The app should produce informative logs but should not run on verbose/debug mode under normal circumstances. Logrotate should be in place. A 10 gb log file is mostly useless. Logrorate can create really nice, timestamped log files and will retain it for last X number of days.
No manual intervention should be there on server. Use Puppet or chef or any thing else but DO NOT touch your production servers manually. Kill anyone who try to do so.
Everything that can be backed up and is worth a backup, should be backed up. Also make sure that you have tested a restore strategy. No backup is of any use if you cannot restore from it.
- Functionality Checks
There is an appropriate functionality check in place. Please don't just check if the process is alive. I have seen several instances when process is up but not serving the requests. Do an end-to-end functionality check. Nagios is an easy to use tool for monitoring individual apps as well as a cluster.
- App Owner
There should be a primary and a secondary app-owner of each app. At any given point of time either you should have the capability and authority to debug and revert the app without screwing the rest of the functionality or you should have contact of those who can do the same. Put these people on your speed dial.
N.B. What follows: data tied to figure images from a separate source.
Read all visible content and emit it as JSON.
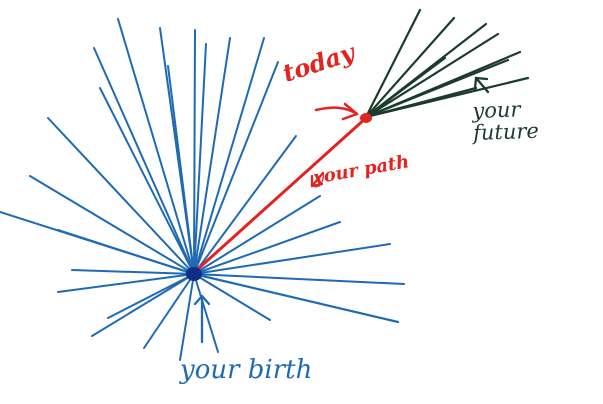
{
  "labels": {
    "today": "today",
    "your_path": "your path",
    "your_future": "your future",
    "your_birth": "your birth"
  },
  "colors": {
    "past": "#1f6ab5",
    "path": "#e3231f",
    "future": "#1b3b2c"
  }
}
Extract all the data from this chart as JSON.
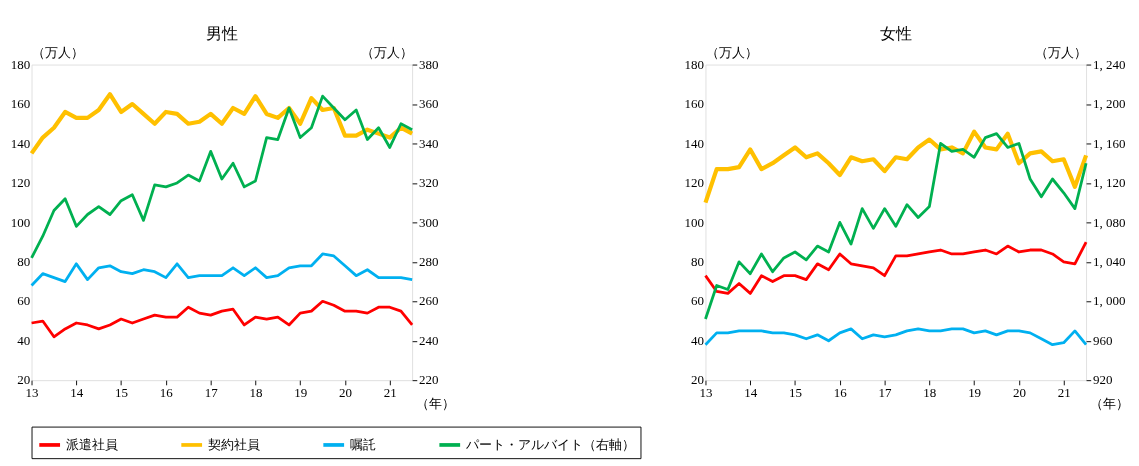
{
  "chart_data": [
    {
      "type": "line",
      "title": "男性",
      "ylabel": "（万人）",
      "y2label": "（万人）",
      "xlabel": "（年）",
      "legend": "bottom",
      "grid": false,
      "x": [
        13.0,
        13.25,
        13.5,
        13.75,
        14.0,
        14.25,
        14.5,
        14.75,
        15.0,
        15.25,
        15.5,
        15.75,
        16.0,
        16.25,
        16.5,
        16.75,
        17.0,
        17.25,
        17.5,
        17.75,
        18.0,
        18.25,
        18.5,
        18.75,
        19.0,
        19.25,
        19.5,
        19.75,
        20.0,
        20.25,
        20.5,
        20.75,
        21.0,
        21.25,
        21.5
      ],
      "xlim": [
        13,
        21.5
      ],
      "xticks": [
        13,
        14,
        15,
        16,
        17,
        18,
        19,
        20,
        21
      ],
      "ylim": [
        20,
        180
      ],
      "yticks": [
        20,
        40,
        60,
        80,
        100,
        120,
        140,
        160,
        180
      ],
      "y2lim": [
        220,
        380
      ],
      "y2ticks": [
        220,
        240,
        260,
        280,
        300,
        320,
        340,
        360,
        380
      ],
      "series": [
        {
          "name": "派遣社員",
          "color": "#ff0000",
          "values": [
            49,
            50,
            42,
            46,
            49,
            48,
            46,
            48,
            51,
            49,
            51,
            53,
            52,
            52,
            57,
            54,
            53,
            55,
            56,
            48,
            52,
            51,
            52,
            48,
            54,
            55,
            60,
            58,
            55,
            55,
            54,
            57,
            57,
            55,
            48
          ]
        },
        {
          "name": "契約社員",
          "color": "#ffc000",
          "values": [
            135,
            143,
            148,
            156,
            153,
            153,
            157,
            165,
            156,
            160,
            155,
            150,
            156,
            155,
            150,
            151,
            155,
            150,
            158,
            155,
            164,
            155,
            153,
            158,
            150,
            163,
            157,
            158,
            144,
            144,
            147,
            145,
            143,
            148,
            145
          ]
        },
        {
          "name": "嘱託",
          "color": "#00b0f0",
          "values": [
            68,
            74,
            72,
            70,
            79,
            71,
            77,
            78,
            75,
            74,
            76,
            75,
            72,
            79,
            72,
            73,
            73,
            73,
            77,
            73,
            77,
            72,
            73,
            77,
            78,
            78,
            84,
            83,
            78,
            73,
            76,
            72,
            72,
            72,
            71
          ]
        },
        {
          "name": "パート・アルバイト（右軸）",
          "color": "#00b050",
          "axis": "y2",
          "values": [
            282,
            293,
            306,
            312,
            298,
            304,
            308,
            304,
            311,
            314,
            301,
            319,
            318,
            320,
            324,
            321,
            336,
            322,
            330,
            318,
            321,
            343,
            342,
            358,
            343,
            348,
            364,
            358,
            352,
            357,
            342,
            348,
            338,
            350,
            347
          ]
        }
      ]
    },
    {
      "type": "line",
      "title": "女性",
      "ylabel": "（万人）",
      "y2label": "（万人）",
      "xlabel": "（年）",
      "grid": false,
      "x": [
        13.0,
        13.25,
        13.5,
        13.75,
        14.0,
        14.25,
        14.5,
        14.75,
        15.0,
        15.25,
        15.5,
        15.75,
        16.0,
        16.25,
        16.5,
        16.75,
        17.0,
        17.25,
        17.5,
        17.75,
        18.0,
        18.25,
        18.5,
        18.75,
        19.0,
        19.25,
        19.5,
        19.75,
        20.0,
        20.25,
        20.5,
        20.75,
        21.0,
        21.25,
        21.5
      ],
      "xlim": [
        13,
        21.5
      ],
      "xticks": [
        13,
        14,
        15,
        16,
        17,
        18,
        19,
        20,
        21
      ],
      "ylim": [
        20,
        180
      ],
      "yticks": [
        20,
        40,
        60,
        80,
        100,
        120,
        140,
        160,
        180
      ],
      "y2lim": [
        920,
        1240
      ],
      "y2ticks": [
        {
          "value": 920,
          "label": "920"
        },
        {
          "value": 960,
          "label": "960"
        },
        {
          "value": 1000,
          "label": "1, 000"
        },
        {
          "value": 1040,
          "label": "1, 040"
        },
        {
          "value": 1080,
          "label": "1, 080"
        },
        {
          "value": 1120,
          "label": "1, 120"
        },
        {
          "value": 1160,
          "label": "1, 160"
        },
        {
          "value": 1200,
          "label": "1, 200"
        },
        {
          "value": 1240,
          "label": "1, 240"
        }
      ],
      "series": [
        {
          "color": "#ff0000",
          "values": [
            73,
            65,
            64,
            69,
            64,
            73,
            70,
            73,
            73,
            71,
            79,
            76,
            84,
            79,
            78,
            77,
            73,
            83,
            83,
            84,
            85,
            86,
            84,
            84,
            85,
            86,
            84,
            88,
            85,
            86,
            86,
            84,
            80,
            79,
            90
          ]
        },
        {
          "color": "#ffc000",
          "values": [
            110,
            127,
            127,
            128,
            137,
            127,
            130,
            134,
            138,
            133,
            135,
            130,
            124,
            133,
            131,
            132,
            126,
            133,
            132,
            138,
            142,
            137,
            138,
            135,
            146,
            138,
            137,
            145,
            130,
            135,
            136,
            131,
            132,
            118,
            134
          ]
        },
        {
          "color": "#00b0f0",
          "values": [
            38,
            44,
            44,
            45,
            45,
            45,
            44,
            44,
            43,
            41,
            43,
            40,
            44,
            46,
            41,
            43,
            42,
            43,
            45,
            46,
            45,
            45,
            46,
            46,
            44,
            45,
            43,
            45,
            45,
            44,
            41,
            38,
            39,
            45,
            38
          ]
        },
        {
          "color": "#00b050",
          "axis": "y2",
          "values": [
            982,
            1016,
            1012,
            1040,
            1028,
            1048,
            1030,
            1044,
            1050,
            1042,
            1056,
            1050,
            1080,
            1058,
            1094,
            1074,
            1094,
            1076,
            1098,
            1085,
            1096,
            1160,
            1152,
            1154,
            1146,
            1166,
            1170,
            1156,
            1160,
            1124,
            1106,
            1124,
            1110,
            1094,
            1140
          ]
        }
      ]
    }
  ]
}
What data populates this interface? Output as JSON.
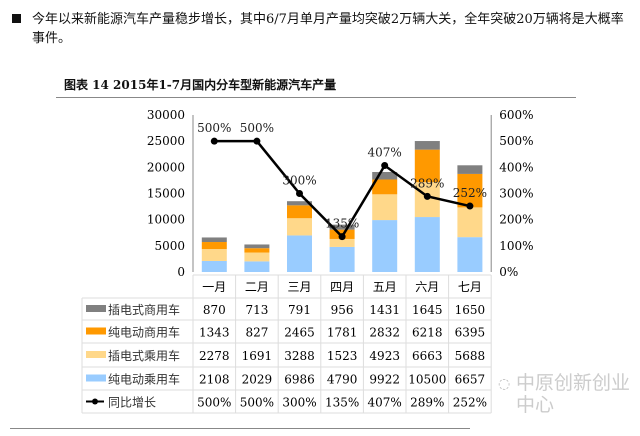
{
  "paragraph": "今年以来新能源汽车产量稳步增长，其中6/7月单月产量均突破2万辆大关，全年突破20万辆将是大概率事件。",
  "caption": "图表 14 2015年1-7月国内分车型新能源汽车产量",
  "watermark": "中原创新创业中心",
  "chart_data": {
    "type": "bar",
    "stacked": true,
    "categories": [
      "一月",
      "二月",
      "三月",
      "四月",
      "五月",
      "六月",
      "七月"
    ],
    "series": [
      {
        "name": "纯电动乘用车",
        "color": "#99ccff",
        "values": [
          2108,
          2029,
          6986,
          4790,
          9922,
          10500,
          6657
        ]
      },
      {
        "name": "插电式乘用车",
        "color": "#ffd88a",
        "values": [
          2278,
          1691,
          3288,
          1523,
          4923,
          6663,
          5688
        ]
      },
      {
        "name": "纯电动商用车",
        "color": "#ff9900",
        "values": [
          1343,
          827,
          2465,
          1781,
          2832,
          6218,
          6395
        ]
      },
      {
        "name": "插电式商用车",
        "color": "#808080",
        "values": [
          870,
          713,
          791,
          956,
          1431,
          1645,
          1650
        ]
      }
    ],
    "line": {
      "name": "同比增长",
      "color": "#000000",
      "values": [
        500,
        500,
        300,
        135,
        407,
        289,
        252
      ],
      "labels": [
        "500%",
        "500%",
        "300%",
        "135%",
        "407%",
        "289%",
        "252%"
      ]
    },
    "y_left": {
      "min": 0,
      "max": 30000,
      "ticks": [
        "0",
        "5000",
        "10000",
        "15000",
        "20000",
        "25000",
        "30000"
      ]
    },
    "y_right": {
      "min": 0,
      "max": 600,
      "ticks": [
        "0%",
        "100%",
        "200%",
        "300%",
        "400%",
        "500%",
        "600%"
      ]
    },
    "table_order": [
      3,
      2,
      1,
      0
    ],
    "grid": false,
    "legend": "data-table"
  }
}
- Access for Troubleshooting
Developer owners should have easy access to logs instantly. Make sure that they do not go through an entire chain of command just to get access for any troubleshooting. Make sure that he has a user account on the server or a temporary account can be provisioned at a very short notice with sufficient permissions.
Redundancy and fail over should be there and should be well tested. Always have two of each (servers/app instances) and make sure that in the scenarios where one blows out, the other one can take the load. Play Netflix Chaos Moneky, a game where a script gets into your infra and randomly starts killing stuff. It is great to test resilience of your infrastructure.
Secure your machines. Make sure that firewall is always running and is restrictive. The users who left the project or organization, no longer should exist in your servers. Any directory with permissions 777 should be deleted at the expense of the person who set this permission.
I can keep this rant going on for a while but I think these are the bare minimum things that should be present for any production environment be it a huge multinational company or a small startup. These things are not difficult to do but they just tend to be overlooked or assumed obvious or get into the to-do list but never gets done.